What’s the reason “DANCE” is included as a separate set?
To discriminate between the AusE varieties for which -anC words like dance are treated differently from -aC- words like class and those where they are not. The half-Australianness of And Rosta, my cow orker on the post-Wellsian lexical sets, probably had something to do with it.
Just watched a video I thought Languagehattics might enjoy: Christine de Luca speaking and reading some of her poems in Shetlandic. I’m posting here as it appears to be the location of the only other mention of her on Languagehat. I won’t put the url in case it gets flagged as comment spam, but if you put Christine de Luca and Shetlandic and WikiTongues into your favorite search engine, you’ll find it.
Quite wonderful to start out at > 95% comprehension, and feel it slowly drift down to 75% when she gets to her last poem, “Discontinuity”.
I don’t think you should have any trouble posting a single link.
The Case of the Missing Link. That was solved quickly !
I don’t think you should have any trouble posting a single link.
I’ve had plenty of trouble, which is why I adopt Ryan’s tactic of giving search terms.
I think what happens if I put a single link is: it’s accepted at first; but then I then go back and edit the post (because I always stuff something up); then the edit gets flagged as spam. I think the dumb engine thinks I’m posting two links: the original and the edit, even though they’re the same.
I think what happens if I put a single link is: it’s accepted at first; but then I then go back and edit the post (because I always stuff something up); then the edit gets flagged as spam.
This was indeed the case until relatively recently, but should have been fixed by now. Did you still get that problem in the last few weeks?

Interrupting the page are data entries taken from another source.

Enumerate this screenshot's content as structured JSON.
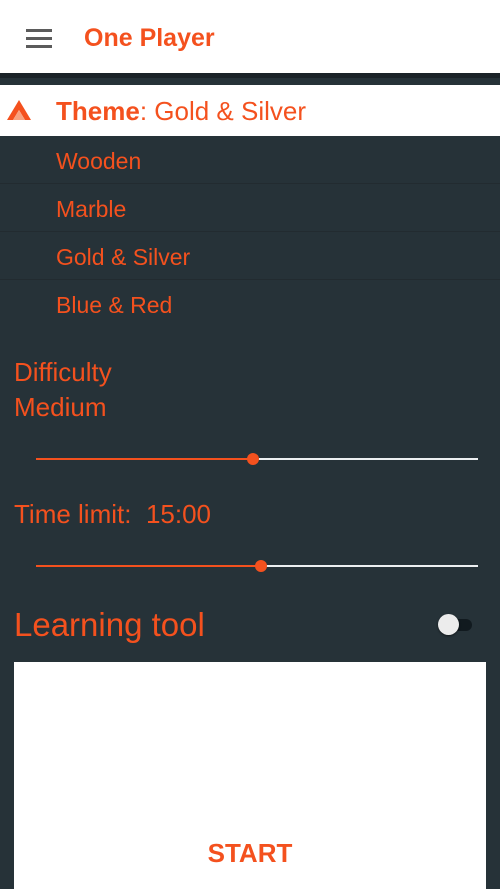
{
  "colors": {
    "accent": "#f4511e",
    "background": "#263238",
    "surface": "#ffffff",
    "menu_icon": "#5b5b5b"
  },
  "app_bar": {
    "title": "One Player",
    "menu_icon": "hamburger-menu-icon"
  },
  "theme": {
    "label": "Theme",
    "separator": ": ",
    "selected": "Gold & Silver",
    "collapse_icon": "chevron-up-icon",
    "options": [
      {
        "label": "Wooden"
      },
      {
        "label": "Marble"
      },
      {
        "label": "Gold & Silver"
      },
      {
        "label": "Blue & Red"
      }
    ]
  },
  "difficulty": {
    "label": "Difficulty",
    "value": "Medium",
    "slider_fraction": 0.49
  },
  "time_limit": {
    "label": "Time limit:",
    "value": "15:00",
    "slider_fraction": 0.51
  },
  "learning_tool": {
    "label": "Learning tool",
    "enabled": false
  },
  "start": {
    "label": "START"
  }
}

(I think it’s more that the dumb engine thought that you were editing a link in, even if you weren’t; the same thing was happening when a post without a link was edited to add one.)
That hasn’t happened to me since our gracious host increased the link allowance from one to, what is it, five?, several months ago.
Before that, editing a comment with a link in it always threw it into moderation or worse retroactively. Since then, not once.
For what it’s worth,
https://youtu.be/m0EwquC6wBU
Thanks!
I finally got around to watching that Shetlandic lady, and it’s fascinating how she starts out in slow and careful Standard English and then over a minute or so segues into dialect (and my ESL comprehension plummets). But the Norse influence is obvious. “As I [w]rat mer and mer”.
(I call it a dialect, but I’m not going to commit to what language it’s a dialect of).
Yes, that’s a wonderful video (and of course I approve heartily of her fierce defense of “dialect” and individual ways of speaking). Here’s the poem she ends with, “Discontinuity,” and when I was googling the first one, “Spelling It Out,” I found this essay, which includes that and a couple of others; I very much liked this bit:
.
Re calaphine, there is an Irish word coilbhín meaning “stem or stalk” (of plant).